How to shred an relate XML generically defined (without distinct element names)

Question

A third party will be delivering XML that I need to shred into SQL Server relational format. The XML is unusual in a few ways

In an apparent attempt to be more flexible, the XML provides a section with "columnNames". The actual data is then provided later without distinct element names, and presumably I need to map the column names based on order.
The "row" section(s) that provide the actual data have no header attribute or other way of associating a set of fields in the row.
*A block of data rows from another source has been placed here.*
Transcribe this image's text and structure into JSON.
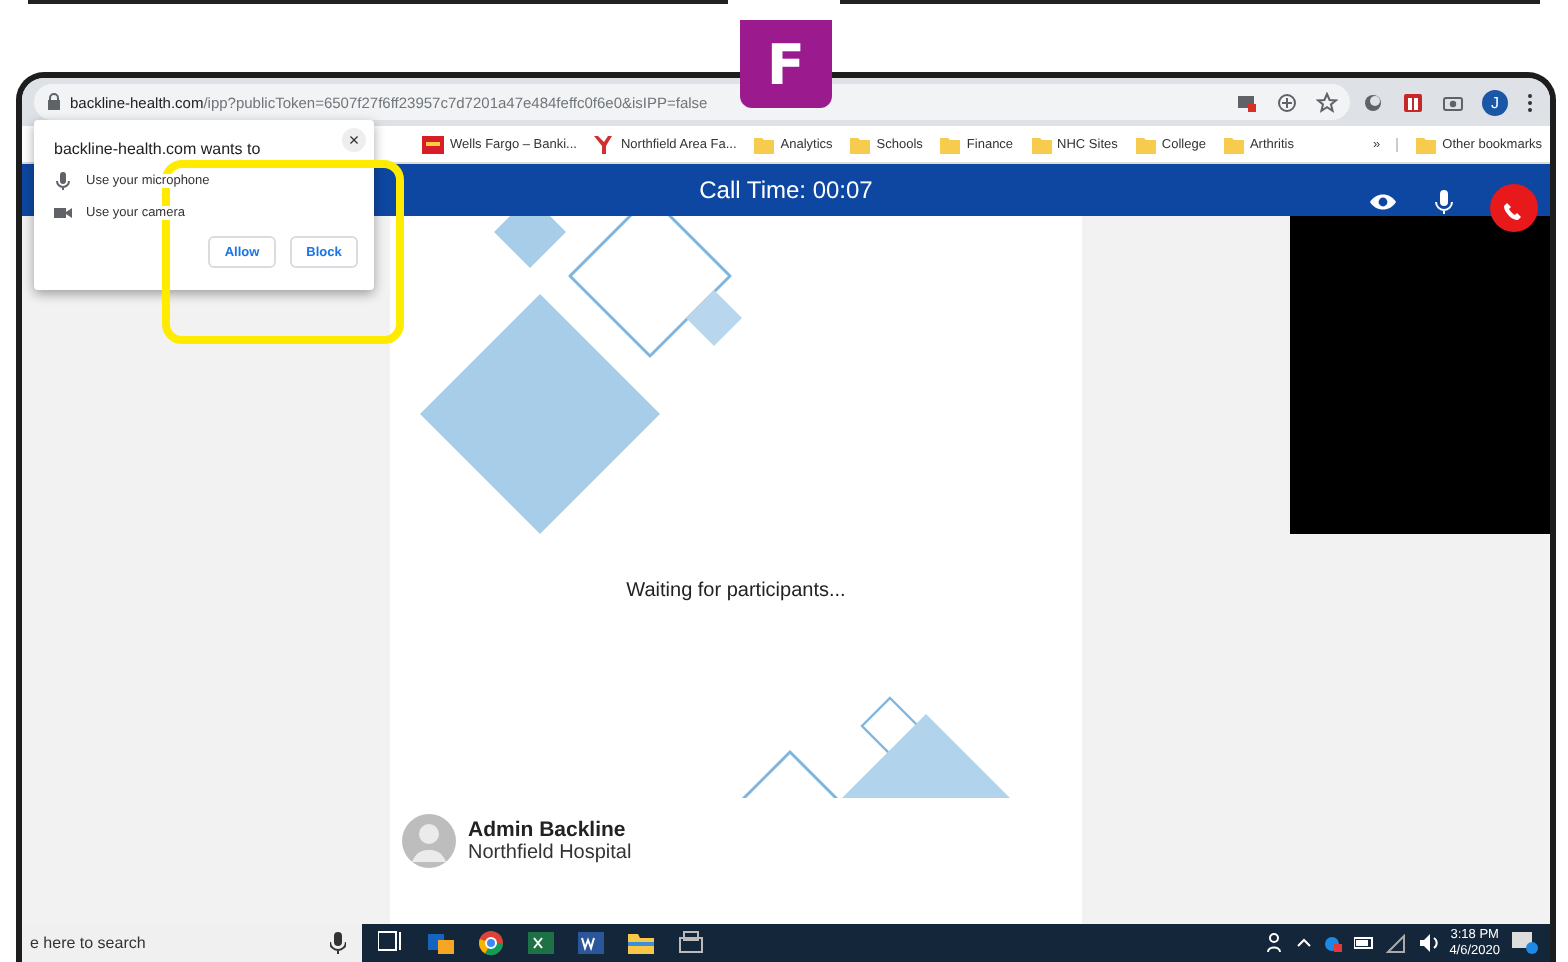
{
  "step_badge": "F",
  "browser": {
    "url_host": "backline-health.com",
    "url_path": "/ipp?publicToken=6507f27f6ff23957c7d7201a47e484feffc0f6e0&isIPP=false",
    "profile_initial": "J"
  },
  "bookmarks": [
    {
      "label": "Wells Fargo – Banki...",
      "kind": "bank"
    },
    {
      "label": "Northfield Area Fa...",
      "kind": "y"
    },
    {
      "label": "Analytics",
      "kind": "folder"
    },
    {
      "label": "Schools",
      "kind": "folder"
    },
    {
      "label": "Finance",
      "kind": "folder"
    },
    {
      "label": "NHC Sites",
      "kind": "folder"
    },
    {
      "label": "College",
      "kind": "folder"
    },
    {
      "label": "Arthritis",
      "kind": "folder"
    }
  ],
  "bookmarks_more": "»",
  "other_bookmarks": "Other bookmarks",
  "permission_popup": {
    "title": "backline-health.com wants to",
    "close": "×",
    "requests": [
      {
        "label": "Use your microphone",
        "kind": "mic"
      },
      {
        "label": "Use your camera",
        "kind": "camera"
      }
    ],
    "buttons": [
      "Allow",
      "Block"
    ]
  },
  "call": {
    "title": "Call Time: 00:07",
    "status": "Waiting for participants...",
    "participant": {
      "name": "Admin Backline",
      "organization": "Northfield Hospital"
    }
  },
  "taskbar": {
    "search_placeholder": "e here to search",
    "time": "3:18 PM",
    "date": "4/6/2020"
  }
}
Here is a much simplified version of the data:

<ReportData>
    <ColumnName>SOLD_DATE</ColumnName>
    <ColumnName>STORE_NUMBER</ColumnName>
    <ColumnName>PHONE_NUMBER</ColumnName>
    <ColumnName>FAX_NUMBER</ColumnName>
    <Row>
        <Col>03/31/2016</Col>
        <Col>1234</Col>
        <Col>(425) 673-7065</Col>
        <Col>(425) 278-4974</Col>
    </Row>
    <Row>
        <Col>05/05/2016</Col>
        <Col>3456</Col>
        <Col>(425) 555-7065</Col>
        <Col>(425) 444-4974</Col>
    </Row>
</ReportData>

How can I turn that into a table:

Sold_Date   Store_Number    Phone_Number    Fax_Number
3/31/2016   1234            (425) 673-7065  (425) 278-4974
5/5/2016    3456            (425) 555-7065  (425) 444-4974

Thanks for any ideas. I originally considered using OpenXML with an edge table to take advantage of parent/sibling node values, but seems there should be a better way.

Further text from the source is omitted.